De plus, les formations paraissent aussi sommaires pour les autres agents de la CNDA. S'agissant par exemple des agents des services juridictionnels, une formation initiale de deux semaines est prévue sur l'organisation et le fonctionnement de la Cour, la déontologie à respecter, et quelques ateliers pratiques. De courtes sessions, « les jeudis du secrétariat », sont organisées en guise de formation continue pour permettre d'aborder des thèmes en lien avec l'activité juridictionnelle des agents. Rien n'indique que ces formations sont obligatoires.

b) La délicate « fidélisation » des rapporteurs constitue toujours un élément de fragilisation de la Cour

Alors qu'ils ont une place centrale dans la procédure et le traitement des dossiers, le statut des rapporteurs est encore majoritairement précaire puisque la moitié est recrutée par contrat de deux à trois ans, avec une faible attractivité financière77(*).

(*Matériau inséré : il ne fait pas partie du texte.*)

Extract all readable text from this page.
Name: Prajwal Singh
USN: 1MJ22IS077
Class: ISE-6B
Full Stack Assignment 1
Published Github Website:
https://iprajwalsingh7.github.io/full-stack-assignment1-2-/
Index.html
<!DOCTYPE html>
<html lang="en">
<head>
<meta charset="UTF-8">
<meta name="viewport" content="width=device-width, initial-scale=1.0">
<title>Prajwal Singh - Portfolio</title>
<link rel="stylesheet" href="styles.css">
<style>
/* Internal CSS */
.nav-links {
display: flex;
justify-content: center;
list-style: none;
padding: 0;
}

La mobilité des rapporteurs est aussi très forte chez les titulaires, qui appartiennent à un corps interministériel à la sortie des IRA et restent en général moins d'un an.

Au-delà de l'appétence variable pour le contentieux de l'asile et des ambitions personnelles de chacun, qui sont des données exogènes à la Cour, et sur lesquelles elle n'a par conséquent pas de prise, il apparaît que l'évolution de carrière des rapporteurs à la CNDA est largement limitée. La seule évolution possible pour les rapporteurs est de devenir chef de chambre, ce qui semble expliquer, au moins en partie, leur forte mobilité.

Or, celle-ci représente des coûts importants de gestion et de formation pour la CNDA. Les délais nécessaires à la procédure de recrutement, liés notamment à la publicité de la fiche de poste et la tenue des entretiens individuels, ainsi que leur temps de formation avant leur intégration à une chambre, peut sensiblement avoir des effets sur l'activité juridictionnelle de la Cour.


* 73 Le tribunal administratif de Montreuil pourra quant à lui réaliser 2,3 millions d'euros d'économies de loyers par an.

* 74 Le taux de renvoi est entre 5 et 10 % en moyenne devant les juridictions administratives de droit commun.

* 75 Article L. 131-5 du CESEDA : « Chaque formation de jugement de la Cour nationale du droit d'asile est présidée par un magistrat permanent affecté dans la juridiction ou par un magistrat non permanent ayant au moins six mois d'expérience en formation collégiale à la Cour (...) ».

* 76 TEITGEN-COLLY Catherine, Le Cour nationale du droit d'asile à l'épreuve de la réforme de l'asile. Entretien avec Mathieu Herondart, président de la Cour, Revue des droits de l'homme n° 25, février 2024.